Following sharp cuts in dividends due to increased government intervention, banks had been pressuring regulators for months to let them restore their dividends after they repaid the bailout money. The primary intention of the banks was to attract new investors by enhancing dividend payments. Since 2010, the Fed has been keeping this demand, but only for those banks that pass its stress tests.
Stress Tests: Boon or Bane?
The economic benefits of the stress tests are indisputable. It goes without saying, that these would keep the banks on their toes. Banking biggies would perform under pressure and try to build their weak capital levels, which threaten the economy. The whole drill could ultimately translate into less involvement of taxpayers’ money for bailing out troubled financial institutions.

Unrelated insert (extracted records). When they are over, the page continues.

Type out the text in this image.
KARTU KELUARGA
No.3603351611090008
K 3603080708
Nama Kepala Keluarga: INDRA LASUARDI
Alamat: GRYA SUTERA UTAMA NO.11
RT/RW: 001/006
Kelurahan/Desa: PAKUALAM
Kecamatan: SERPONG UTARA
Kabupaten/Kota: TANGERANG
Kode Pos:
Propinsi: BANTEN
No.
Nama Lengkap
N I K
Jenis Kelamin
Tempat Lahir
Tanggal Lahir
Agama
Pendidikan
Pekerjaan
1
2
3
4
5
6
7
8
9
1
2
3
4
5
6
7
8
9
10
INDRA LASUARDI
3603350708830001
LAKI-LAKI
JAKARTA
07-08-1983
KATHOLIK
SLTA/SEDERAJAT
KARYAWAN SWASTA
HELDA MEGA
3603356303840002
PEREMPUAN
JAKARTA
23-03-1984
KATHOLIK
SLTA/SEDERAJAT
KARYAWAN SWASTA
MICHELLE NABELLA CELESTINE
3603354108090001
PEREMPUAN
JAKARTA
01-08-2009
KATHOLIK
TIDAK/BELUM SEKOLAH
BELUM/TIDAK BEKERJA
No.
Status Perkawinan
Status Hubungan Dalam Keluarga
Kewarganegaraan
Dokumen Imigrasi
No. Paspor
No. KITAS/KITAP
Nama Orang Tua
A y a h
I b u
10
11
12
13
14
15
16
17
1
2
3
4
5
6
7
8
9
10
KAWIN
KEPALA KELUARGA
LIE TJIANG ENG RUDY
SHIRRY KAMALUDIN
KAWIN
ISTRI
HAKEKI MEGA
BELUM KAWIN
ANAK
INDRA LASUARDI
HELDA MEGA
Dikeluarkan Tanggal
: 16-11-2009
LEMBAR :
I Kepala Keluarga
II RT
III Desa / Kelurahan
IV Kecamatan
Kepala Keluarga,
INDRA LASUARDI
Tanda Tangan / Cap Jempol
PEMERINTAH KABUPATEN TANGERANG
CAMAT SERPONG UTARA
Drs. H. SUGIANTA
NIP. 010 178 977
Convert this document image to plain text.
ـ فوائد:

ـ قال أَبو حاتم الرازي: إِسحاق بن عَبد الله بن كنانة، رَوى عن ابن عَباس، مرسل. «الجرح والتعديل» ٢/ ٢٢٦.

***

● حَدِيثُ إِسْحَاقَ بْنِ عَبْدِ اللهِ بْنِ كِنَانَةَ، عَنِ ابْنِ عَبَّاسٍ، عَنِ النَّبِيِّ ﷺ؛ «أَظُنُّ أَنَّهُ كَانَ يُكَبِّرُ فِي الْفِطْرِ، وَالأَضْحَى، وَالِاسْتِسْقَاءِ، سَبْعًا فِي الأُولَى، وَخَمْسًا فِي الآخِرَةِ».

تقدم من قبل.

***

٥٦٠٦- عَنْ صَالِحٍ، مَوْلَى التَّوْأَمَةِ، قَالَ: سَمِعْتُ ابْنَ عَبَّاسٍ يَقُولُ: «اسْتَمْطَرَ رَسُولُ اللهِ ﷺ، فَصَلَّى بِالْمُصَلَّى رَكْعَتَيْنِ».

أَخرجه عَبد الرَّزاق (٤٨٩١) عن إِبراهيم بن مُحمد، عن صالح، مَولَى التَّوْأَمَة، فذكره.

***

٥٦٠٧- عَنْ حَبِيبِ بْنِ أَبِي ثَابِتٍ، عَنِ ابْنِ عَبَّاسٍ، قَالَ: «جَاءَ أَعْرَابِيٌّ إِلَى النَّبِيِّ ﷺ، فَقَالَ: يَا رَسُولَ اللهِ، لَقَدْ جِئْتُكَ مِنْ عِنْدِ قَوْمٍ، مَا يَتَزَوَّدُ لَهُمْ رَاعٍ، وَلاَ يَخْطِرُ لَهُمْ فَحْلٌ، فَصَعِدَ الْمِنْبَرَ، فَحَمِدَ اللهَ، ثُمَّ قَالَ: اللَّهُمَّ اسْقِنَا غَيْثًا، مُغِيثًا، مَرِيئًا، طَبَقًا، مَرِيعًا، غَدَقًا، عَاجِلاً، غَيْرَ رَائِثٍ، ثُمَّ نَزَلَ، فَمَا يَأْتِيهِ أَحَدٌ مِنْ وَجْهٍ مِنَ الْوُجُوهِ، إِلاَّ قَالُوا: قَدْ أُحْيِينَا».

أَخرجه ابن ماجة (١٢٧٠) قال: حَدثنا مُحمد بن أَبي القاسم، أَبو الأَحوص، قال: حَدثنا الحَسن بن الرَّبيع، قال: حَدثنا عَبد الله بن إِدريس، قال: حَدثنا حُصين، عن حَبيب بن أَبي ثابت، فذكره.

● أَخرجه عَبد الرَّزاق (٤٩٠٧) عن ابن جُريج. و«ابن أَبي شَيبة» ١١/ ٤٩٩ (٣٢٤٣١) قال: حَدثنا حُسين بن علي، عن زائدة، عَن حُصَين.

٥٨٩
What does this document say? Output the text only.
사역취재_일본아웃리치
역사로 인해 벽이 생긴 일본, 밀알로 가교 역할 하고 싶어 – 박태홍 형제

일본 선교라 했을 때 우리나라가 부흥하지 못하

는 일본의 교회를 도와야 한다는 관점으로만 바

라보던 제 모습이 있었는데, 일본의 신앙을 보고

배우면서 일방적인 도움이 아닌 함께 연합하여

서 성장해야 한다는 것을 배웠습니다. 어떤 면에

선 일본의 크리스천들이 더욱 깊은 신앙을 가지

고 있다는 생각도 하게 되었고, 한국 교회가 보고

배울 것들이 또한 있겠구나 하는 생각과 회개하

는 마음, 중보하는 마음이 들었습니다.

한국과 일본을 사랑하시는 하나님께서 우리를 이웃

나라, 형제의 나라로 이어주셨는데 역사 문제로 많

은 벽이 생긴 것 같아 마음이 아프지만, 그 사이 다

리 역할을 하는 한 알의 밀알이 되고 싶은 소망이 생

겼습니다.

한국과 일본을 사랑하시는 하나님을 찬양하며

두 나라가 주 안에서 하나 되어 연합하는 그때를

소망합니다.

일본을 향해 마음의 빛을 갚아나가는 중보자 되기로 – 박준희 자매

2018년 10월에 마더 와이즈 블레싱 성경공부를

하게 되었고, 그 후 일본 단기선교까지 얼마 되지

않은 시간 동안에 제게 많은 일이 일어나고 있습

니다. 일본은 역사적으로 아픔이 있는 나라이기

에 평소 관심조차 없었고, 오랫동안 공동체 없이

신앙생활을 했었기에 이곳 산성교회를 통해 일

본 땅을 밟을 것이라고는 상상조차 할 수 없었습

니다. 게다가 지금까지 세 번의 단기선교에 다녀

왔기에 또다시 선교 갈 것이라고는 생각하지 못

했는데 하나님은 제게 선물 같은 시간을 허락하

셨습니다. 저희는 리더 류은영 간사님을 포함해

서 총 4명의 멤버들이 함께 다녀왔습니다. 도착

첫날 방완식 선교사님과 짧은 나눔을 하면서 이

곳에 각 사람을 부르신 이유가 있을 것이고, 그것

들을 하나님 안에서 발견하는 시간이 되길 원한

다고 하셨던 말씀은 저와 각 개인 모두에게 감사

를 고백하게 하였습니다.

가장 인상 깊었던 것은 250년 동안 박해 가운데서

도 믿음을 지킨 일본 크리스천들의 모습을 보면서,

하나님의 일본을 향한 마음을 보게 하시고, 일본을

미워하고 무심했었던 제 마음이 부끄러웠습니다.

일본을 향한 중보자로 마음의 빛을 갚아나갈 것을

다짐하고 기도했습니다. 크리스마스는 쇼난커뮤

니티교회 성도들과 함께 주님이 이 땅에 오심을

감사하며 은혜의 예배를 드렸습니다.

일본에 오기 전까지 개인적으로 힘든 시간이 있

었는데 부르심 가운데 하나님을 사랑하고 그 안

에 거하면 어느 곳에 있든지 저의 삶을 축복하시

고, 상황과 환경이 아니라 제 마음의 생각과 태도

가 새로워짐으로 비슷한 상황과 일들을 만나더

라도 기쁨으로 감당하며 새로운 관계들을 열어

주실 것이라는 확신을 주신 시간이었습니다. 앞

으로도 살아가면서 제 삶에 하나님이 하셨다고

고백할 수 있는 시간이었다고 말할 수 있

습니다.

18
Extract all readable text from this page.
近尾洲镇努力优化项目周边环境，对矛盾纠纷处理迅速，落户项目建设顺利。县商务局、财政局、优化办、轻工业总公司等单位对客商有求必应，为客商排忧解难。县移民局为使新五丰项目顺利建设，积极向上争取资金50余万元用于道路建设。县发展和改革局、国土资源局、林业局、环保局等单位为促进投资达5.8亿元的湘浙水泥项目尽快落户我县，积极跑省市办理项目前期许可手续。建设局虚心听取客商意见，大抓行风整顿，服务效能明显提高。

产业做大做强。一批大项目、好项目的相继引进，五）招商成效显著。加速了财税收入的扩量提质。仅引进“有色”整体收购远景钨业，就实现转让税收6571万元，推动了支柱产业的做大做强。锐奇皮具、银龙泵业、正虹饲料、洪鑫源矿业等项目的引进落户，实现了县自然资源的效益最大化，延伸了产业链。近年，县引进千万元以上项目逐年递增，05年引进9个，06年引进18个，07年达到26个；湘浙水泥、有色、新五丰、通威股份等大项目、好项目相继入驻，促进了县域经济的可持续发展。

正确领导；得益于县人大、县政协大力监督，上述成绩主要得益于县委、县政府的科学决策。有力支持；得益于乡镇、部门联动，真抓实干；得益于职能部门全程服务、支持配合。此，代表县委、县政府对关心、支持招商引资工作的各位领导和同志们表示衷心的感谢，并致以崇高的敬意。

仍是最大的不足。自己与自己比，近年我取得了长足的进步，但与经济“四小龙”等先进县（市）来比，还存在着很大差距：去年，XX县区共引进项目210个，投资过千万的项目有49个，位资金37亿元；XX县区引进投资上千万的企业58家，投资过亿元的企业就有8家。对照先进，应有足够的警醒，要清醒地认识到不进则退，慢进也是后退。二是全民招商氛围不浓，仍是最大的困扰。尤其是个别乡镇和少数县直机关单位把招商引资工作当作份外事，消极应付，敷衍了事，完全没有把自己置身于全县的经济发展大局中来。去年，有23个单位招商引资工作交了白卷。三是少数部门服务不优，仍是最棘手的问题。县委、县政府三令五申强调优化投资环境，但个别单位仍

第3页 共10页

But the most dependable banking names in terms of dividend payment will have to face tougher tests ahead. Naturally, their chances of passing the tests and gaining eligibility to enhance shareholder value are rather dim.
In fact, the challenge is not just contained to the big banks. The story is much the same for the other financial institutions that would find it difficult to raise dividends or buy back more stock.
Moreover, though the government is trying to protect the nation from another recession by forcing U.S. banks to be healthy and strong in terms of capital, this could force them to withdraw their investments from European countries. If this happens, the crisis in Europe will deepen further and backfire on our economy. So the long-term result could be a catch-22 situation.
On the other hand, while the government has been closely monitoring bigger banks and has even extended help through various simulative programs, many smaller banks are still struggling to stay afloat. The government should set policies so that all the industry participants contribute to the overall profitability.
If most of the major banks pass the stress tests with their money power, the domestic economy will recover in leaps and bounds. But in their scurry to succeed, the banks could be tempted to manage funds immediately by liquidating their investments in weak countries. This would end up in a fiasco, an economic disaster that no one wants.